Alla fine, il falco si abituò a quella vita. A distanza di qualche mese trovava di suo gradimento anche il mangime dei polli. Si accontentò dunque di razzolare.
Così non si accorse che le piogge autunnali e la neve dell'inverno avevano fatto marcire la corda che lo legava a terra.
Sarebbe bastato un ultimo modesto strattone e il falco sarebbe tornato in libertà, padrone del cielo.
Il falco però non lo fece.

"Quando cominceranno ad accadere queste cose, alzatevi e levate il capo, perché la vostra liberazione è vicina".

A volte il nostro corpo fa fatica anche solo a salire una rampa di scale, ma la nostra anima ha le ali. 
E il cielo è nostro.

Per evitare sorprese, i primi cristiani hanno fatto una cosa straordinaria: hanno regolato l'orologio della vita su Gesù. Fin dall'inizio hanno orientato la dimensione del tempo su Gesù e, per cominciare, trasformarono il sabato degli ebrei nella domenica.
Il capolavoro cristiano sul senso del tempo è l'anno liturgico, cioè l'anno delle feste cristiane, disposte in modo che nell'arco dell'anno si ripercorra la vita di Gesù, perché è lui "Alfa e Omega, principio e fine" come si proclama nella notte di Pasqua, la notte più solenne dell'anno per i cristiani.
L'anno liturgico immerge il cristiano nella storia di Gesù, dal momento in cui si attende la sua venuta a Natale fino a quando si aspetta che torni alla fine dei tempi. E si concentra sul nucleo drammatico di quella storia, sugli ultimi giorni che Cristo visse a Gerusalemme, dal Giovedì Santo alla domenica di Pasqua.
Il cristiano non è come l'eroe solitario dei film western che cavalca verso il sole che tramonta e le parole "The end". 
Il cristiano cammina verso il sole che sfolgora al mattino, perché sa che nessuno può impedire al sole di sorgere, come nessuno può immaginare di chiudere Dio nell'oscurità di una tomba.

Gesù ha capovolto il senso del tempo: non si va verso la fine, ma verso il principio. E ha anche spiegato chiaramente che cosa dobbiamo fare in questo periodo che chiamiamo tempo o vita.

"Vegliate e pregate in ogni momento, perché abbiate la forza di sfuggire a tutto ciò che deve accadere, e di comparire davanti al Figlio dell'uomo".

"Sveglia" è la persona che si propone a ogni istante di tenere l'occhio vigile rivolto a ciò che la volontà di Dio raccomanda nelle situazioni che si presentano di volta in volta. Per Gesù "vegliare" significa essere sensibili nei confronti degli esseri umani e delle cose. Averne cura.

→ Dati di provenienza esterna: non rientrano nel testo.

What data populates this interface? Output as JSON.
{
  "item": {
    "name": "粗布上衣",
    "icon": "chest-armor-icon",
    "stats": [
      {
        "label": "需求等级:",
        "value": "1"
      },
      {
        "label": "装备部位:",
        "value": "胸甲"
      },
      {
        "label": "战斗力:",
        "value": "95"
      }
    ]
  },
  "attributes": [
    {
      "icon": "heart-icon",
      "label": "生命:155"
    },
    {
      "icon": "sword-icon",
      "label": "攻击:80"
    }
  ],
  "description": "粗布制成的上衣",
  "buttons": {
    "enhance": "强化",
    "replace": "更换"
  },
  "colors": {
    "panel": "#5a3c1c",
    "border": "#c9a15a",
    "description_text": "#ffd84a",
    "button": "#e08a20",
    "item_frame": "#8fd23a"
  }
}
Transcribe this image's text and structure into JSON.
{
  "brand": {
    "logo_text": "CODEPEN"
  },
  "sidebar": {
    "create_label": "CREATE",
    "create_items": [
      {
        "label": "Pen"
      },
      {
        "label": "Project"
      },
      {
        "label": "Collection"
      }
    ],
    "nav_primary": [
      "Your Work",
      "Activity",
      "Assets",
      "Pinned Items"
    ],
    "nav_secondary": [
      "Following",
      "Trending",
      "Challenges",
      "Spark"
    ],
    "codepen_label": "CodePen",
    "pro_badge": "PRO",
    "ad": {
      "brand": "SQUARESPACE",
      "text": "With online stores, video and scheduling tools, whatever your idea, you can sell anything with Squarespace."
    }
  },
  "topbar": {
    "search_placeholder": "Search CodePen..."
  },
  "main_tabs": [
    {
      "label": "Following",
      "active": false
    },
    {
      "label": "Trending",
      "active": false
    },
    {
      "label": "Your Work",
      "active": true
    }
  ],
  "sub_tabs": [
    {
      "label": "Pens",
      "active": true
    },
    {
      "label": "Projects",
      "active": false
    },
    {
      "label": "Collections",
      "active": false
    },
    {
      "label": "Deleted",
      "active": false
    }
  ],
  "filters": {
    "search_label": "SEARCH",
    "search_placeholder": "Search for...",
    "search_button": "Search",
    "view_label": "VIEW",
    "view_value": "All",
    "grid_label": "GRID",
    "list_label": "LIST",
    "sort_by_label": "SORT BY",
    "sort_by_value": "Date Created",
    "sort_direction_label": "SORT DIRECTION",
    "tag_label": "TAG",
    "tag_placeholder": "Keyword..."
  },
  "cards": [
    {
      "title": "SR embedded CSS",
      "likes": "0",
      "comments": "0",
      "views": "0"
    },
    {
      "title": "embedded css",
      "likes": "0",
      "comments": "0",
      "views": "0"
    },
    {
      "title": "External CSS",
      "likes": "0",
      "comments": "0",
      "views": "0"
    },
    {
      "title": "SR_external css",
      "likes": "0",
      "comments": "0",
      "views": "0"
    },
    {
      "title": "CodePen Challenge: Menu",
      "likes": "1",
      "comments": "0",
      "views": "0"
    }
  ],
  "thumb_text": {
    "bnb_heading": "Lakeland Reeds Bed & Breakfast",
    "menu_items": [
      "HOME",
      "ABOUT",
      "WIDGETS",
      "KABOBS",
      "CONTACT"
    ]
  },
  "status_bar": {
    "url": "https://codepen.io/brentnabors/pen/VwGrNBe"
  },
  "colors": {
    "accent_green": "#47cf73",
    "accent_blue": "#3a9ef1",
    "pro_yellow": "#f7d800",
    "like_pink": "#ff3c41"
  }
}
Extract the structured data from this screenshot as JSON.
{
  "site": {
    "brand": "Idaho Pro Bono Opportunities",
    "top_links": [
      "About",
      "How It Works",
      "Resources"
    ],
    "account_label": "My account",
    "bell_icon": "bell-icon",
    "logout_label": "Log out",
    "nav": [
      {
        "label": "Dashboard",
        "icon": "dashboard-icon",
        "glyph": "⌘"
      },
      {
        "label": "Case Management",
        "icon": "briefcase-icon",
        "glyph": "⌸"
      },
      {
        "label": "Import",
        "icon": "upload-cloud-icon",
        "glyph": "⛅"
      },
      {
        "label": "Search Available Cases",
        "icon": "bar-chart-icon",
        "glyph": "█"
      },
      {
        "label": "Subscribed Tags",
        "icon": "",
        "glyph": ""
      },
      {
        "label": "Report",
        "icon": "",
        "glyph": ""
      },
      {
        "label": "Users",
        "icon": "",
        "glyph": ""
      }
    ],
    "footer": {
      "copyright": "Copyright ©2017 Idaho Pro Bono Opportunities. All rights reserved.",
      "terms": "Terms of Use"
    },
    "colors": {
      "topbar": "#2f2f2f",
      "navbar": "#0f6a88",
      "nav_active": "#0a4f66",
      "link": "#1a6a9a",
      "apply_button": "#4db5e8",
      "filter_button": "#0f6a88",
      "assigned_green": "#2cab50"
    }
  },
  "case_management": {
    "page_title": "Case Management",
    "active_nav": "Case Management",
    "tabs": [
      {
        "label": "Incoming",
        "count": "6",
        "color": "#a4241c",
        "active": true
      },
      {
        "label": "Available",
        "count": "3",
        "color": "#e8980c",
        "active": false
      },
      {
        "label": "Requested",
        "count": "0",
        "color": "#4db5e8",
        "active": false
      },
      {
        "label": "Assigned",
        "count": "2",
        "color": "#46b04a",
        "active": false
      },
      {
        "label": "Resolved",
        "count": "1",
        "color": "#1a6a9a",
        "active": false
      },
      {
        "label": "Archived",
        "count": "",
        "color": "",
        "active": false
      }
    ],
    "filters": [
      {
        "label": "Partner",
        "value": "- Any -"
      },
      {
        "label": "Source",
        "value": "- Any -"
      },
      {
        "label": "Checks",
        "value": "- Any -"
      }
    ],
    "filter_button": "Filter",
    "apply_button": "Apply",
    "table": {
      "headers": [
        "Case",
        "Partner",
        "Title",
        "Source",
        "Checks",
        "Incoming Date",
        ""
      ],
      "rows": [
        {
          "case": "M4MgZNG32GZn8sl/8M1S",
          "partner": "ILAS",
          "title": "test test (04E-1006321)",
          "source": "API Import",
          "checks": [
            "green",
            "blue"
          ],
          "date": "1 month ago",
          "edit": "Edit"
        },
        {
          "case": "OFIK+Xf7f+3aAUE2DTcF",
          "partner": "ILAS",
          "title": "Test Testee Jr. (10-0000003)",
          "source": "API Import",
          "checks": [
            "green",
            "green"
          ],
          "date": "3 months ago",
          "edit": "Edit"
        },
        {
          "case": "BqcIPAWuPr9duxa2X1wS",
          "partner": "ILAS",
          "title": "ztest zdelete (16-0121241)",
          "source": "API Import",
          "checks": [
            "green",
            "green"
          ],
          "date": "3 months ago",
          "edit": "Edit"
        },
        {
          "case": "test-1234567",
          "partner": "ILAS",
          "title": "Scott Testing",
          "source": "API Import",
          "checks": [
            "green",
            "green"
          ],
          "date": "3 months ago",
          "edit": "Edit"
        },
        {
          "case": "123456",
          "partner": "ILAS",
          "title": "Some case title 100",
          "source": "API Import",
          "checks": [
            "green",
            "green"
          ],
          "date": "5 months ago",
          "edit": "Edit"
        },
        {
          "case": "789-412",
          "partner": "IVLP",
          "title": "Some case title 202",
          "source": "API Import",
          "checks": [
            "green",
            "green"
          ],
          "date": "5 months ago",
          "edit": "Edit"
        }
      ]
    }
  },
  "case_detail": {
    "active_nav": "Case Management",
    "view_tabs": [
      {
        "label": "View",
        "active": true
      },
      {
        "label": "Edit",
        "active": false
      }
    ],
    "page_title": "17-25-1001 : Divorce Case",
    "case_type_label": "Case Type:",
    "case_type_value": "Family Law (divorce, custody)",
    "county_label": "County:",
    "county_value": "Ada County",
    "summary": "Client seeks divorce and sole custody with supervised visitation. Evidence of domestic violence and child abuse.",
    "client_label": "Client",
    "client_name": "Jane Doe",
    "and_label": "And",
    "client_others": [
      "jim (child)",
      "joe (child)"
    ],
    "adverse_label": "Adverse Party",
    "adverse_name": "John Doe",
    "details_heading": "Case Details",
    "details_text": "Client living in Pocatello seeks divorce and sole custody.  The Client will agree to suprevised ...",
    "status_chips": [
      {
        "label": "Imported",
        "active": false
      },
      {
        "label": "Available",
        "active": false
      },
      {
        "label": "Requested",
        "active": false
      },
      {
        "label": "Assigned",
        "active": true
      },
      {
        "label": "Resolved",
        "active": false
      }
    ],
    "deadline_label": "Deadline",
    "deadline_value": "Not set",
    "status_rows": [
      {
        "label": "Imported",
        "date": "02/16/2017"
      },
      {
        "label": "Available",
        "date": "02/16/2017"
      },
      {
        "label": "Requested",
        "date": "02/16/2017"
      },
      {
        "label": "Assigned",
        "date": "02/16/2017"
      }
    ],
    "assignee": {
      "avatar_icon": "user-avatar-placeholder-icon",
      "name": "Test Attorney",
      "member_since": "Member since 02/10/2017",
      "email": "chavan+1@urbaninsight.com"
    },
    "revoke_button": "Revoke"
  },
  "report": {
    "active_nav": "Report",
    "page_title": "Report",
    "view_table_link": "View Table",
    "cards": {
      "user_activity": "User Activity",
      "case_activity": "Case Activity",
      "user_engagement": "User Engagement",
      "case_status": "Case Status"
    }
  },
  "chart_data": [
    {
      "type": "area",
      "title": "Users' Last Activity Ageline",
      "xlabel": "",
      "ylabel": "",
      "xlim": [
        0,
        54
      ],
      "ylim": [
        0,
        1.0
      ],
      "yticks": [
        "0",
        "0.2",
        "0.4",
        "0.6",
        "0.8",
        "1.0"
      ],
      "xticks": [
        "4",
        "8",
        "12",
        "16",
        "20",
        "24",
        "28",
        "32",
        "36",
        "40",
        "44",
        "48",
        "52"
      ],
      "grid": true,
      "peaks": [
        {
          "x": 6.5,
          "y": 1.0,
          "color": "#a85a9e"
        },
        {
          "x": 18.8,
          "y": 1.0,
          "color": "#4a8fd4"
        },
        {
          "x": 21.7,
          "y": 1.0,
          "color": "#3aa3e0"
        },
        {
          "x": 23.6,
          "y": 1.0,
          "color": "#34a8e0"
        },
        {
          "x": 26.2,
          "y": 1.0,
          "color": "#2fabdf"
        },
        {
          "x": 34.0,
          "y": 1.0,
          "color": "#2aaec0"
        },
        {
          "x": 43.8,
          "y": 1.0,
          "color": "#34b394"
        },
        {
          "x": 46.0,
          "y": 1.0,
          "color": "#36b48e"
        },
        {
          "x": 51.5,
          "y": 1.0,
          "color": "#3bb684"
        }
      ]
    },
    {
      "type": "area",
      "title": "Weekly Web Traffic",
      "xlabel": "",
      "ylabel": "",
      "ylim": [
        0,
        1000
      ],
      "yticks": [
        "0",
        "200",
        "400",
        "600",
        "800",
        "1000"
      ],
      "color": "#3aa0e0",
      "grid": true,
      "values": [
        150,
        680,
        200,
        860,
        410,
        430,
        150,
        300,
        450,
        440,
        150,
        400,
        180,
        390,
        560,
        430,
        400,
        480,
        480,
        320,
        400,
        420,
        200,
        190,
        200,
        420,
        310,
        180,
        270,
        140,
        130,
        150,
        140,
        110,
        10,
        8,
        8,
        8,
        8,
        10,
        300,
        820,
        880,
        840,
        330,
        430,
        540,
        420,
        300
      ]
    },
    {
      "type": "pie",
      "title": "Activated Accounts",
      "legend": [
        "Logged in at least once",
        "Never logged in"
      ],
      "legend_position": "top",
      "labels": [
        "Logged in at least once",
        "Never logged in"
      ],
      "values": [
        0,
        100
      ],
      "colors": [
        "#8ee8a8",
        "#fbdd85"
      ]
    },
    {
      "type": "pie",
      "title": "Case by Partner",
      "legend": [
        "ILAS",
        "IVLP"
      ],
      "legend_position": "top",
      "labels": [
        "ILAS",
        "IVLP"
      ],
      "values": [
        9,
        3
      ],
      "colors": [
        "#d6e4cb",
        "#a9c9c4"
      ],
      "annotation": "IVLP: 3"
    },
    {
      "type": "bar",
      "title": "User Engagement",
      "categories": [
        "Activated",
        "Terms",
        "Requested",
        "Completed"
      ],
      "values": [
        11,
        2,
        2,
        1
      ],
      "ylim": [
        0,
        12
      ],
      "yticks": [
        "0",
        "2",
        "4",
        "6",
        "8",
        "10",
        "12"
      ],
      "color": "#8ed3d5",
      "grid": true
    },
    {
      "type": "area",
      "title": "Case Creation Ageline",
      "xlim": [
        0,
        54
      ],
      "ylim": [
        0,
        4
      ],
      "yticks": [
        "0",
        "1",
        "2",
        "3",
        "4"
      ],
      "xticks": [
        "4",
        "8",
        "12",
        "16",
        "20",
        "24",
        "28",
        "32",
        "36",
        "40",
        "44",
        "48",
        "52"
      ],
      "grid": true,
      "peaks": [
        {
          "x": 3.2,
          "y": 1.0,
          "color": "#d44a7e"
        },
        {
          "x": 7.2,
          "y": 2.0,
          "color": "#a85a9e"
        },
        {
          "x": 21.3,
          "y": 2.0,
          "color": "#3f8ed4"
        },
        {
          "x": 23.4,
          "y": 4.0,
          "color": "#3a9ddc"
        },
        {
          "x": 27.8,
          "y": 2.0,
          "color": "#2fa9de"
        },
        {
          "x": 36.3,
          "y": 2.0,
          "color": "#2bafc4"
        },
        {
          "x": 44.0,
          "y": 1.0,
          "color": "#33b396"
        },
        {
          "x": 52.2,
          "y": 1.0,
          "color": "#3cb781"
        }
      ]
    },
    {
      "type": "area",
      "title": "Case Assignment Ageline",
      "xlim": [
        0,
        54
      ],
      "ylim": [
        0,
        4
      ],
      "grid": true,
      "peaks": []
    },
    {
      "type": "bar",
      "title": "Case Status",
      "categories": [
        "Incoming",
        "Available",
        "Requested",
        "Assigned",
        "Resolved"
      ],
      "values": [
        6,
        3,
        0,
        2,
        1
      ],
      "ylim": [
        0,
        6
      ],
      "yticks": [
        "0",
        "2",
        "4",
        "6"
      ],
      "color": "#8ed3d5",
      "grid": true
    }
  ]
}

"Mio padre si ubriaca sempre perché è disoccupato e la mia mamma non ha soldi e mi hanno messo dentro un istituto.
L'unica creatura che mi vuole bene è un pesce rosso che tengo dentro un vasetto sempre vicino a me, anche quando dormo la notte. 
La direttrice mi ha detto che il pesce non lo posso più tenere e allora di notte dormo con il vasetto del pesce legato alla mano, perché ho paura di svegliarmi e di non trovarlo più.
Se mi portano via il pesce, non ho più nessuno che mi vuole bene" ha scritto un bambino di otto anni.

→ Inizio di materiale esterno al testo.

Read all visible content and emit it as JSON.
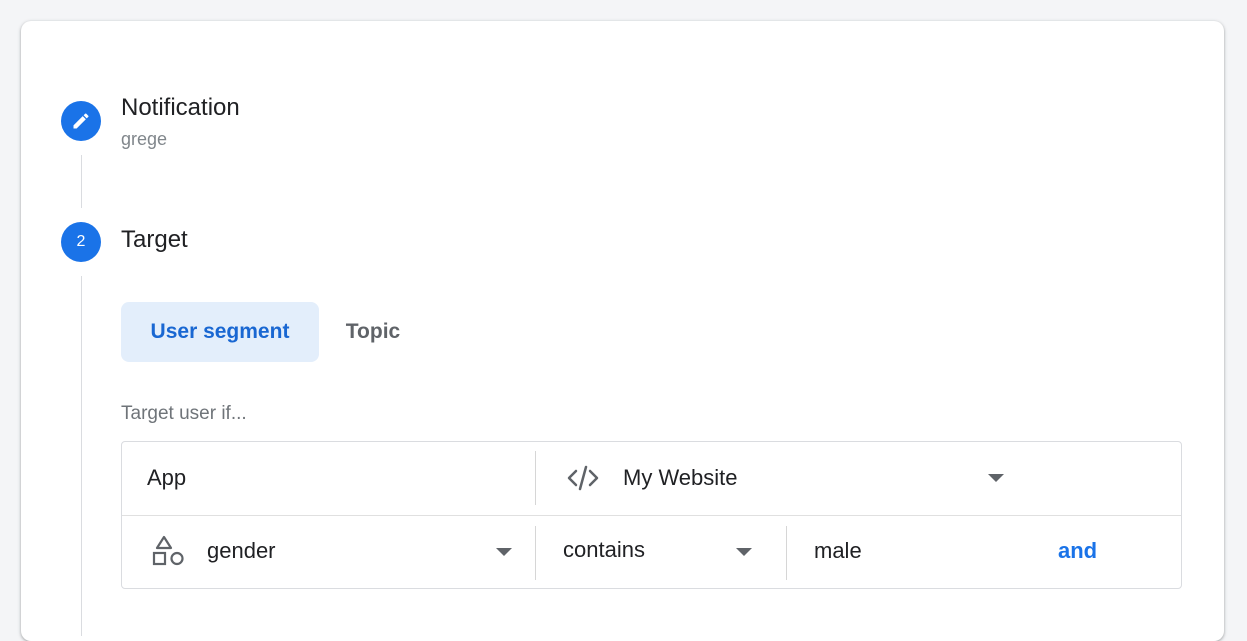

Tutti abbiamo un "pesce rosso" su cui vegliare. 
E noi siamo il "pesce rosso" di Dio. "Tu sei prezioso ai miei occhi", ci assicura il Signore tramite il profeta Isaia.
Dio non dorme mai. È sempre con noi, mentre noi spesso siamo lontani da Lui.
Il contrario della veglia è la sonnolenza, il sopore, la mancanza di partecipazione e l'elusione delle responsabilità.
Sotto molti aspetti l'esortazione a essere desti è identica ad alcune espressioni bibliche che hanno goduto del loro momento favorevole soprattutto in passato, come "fare penitenza" o "conversione". 
Il termine "risveglio" suona più positivo, perché mira alla luce del giorno e alla gioia di esserci, di ritrovarsi dopo l'incoscienza del sonno.
Vegliare durante la notte non è romantico: bisogna lottare contro il freddo e la stanchezza. Non ci si può fare l'abitudine. Solo quando si è intensamente toccati da qualcuno si può vegliare per aspettarlo.

"Allora vedranno il Figlio dell'uomo venire su una nube con potenza e gloria grande".

Il cristiano è una persona "sveglia", una persona che vive nell'Avvento. Gesù sa dunque che c'è almeno uno che lo aspetta. Come la sentinella spera nell'aurora, suggerisce il Salmo 130, così il cristiano aspetta il Signore, con amore e fiducia. Non può e non vuole dormire, finché finalmente arriverà.
Gesù pretende un amore radicale. Chiede di tenere lo sguardo puntato solo su Dio, anticipando così la realtà e i criteri del giorno venturo nel cuore della notte, proprio quando tutti vogliono mettersi comodi.

"Fratelli, ci ha detto San Paolo, il Signore vi faccia crescere e abbondare nell'amore vicendevole e verso tutti, come è il nostro amore verso di voi, per rendere saldi e irreprensibili i vostri cuori nella santità, davanti a Dio Padre nostro, al momento della venuta del Signore nostro Gesù con tutti i suoi santi".

Il tempo dei cristiani è un tempo pieno. Pieno di senso, inteso come significato e direzione. Si va da qualche parte, si va da Qualcuno. Il momento verrà: abbiamo un appuntamento. Nel cuore della parabola delle dieci ragazze c'è un annuncio: "A mezzanotte un grido risuonò: ecco lo sposo, andategli incontro!"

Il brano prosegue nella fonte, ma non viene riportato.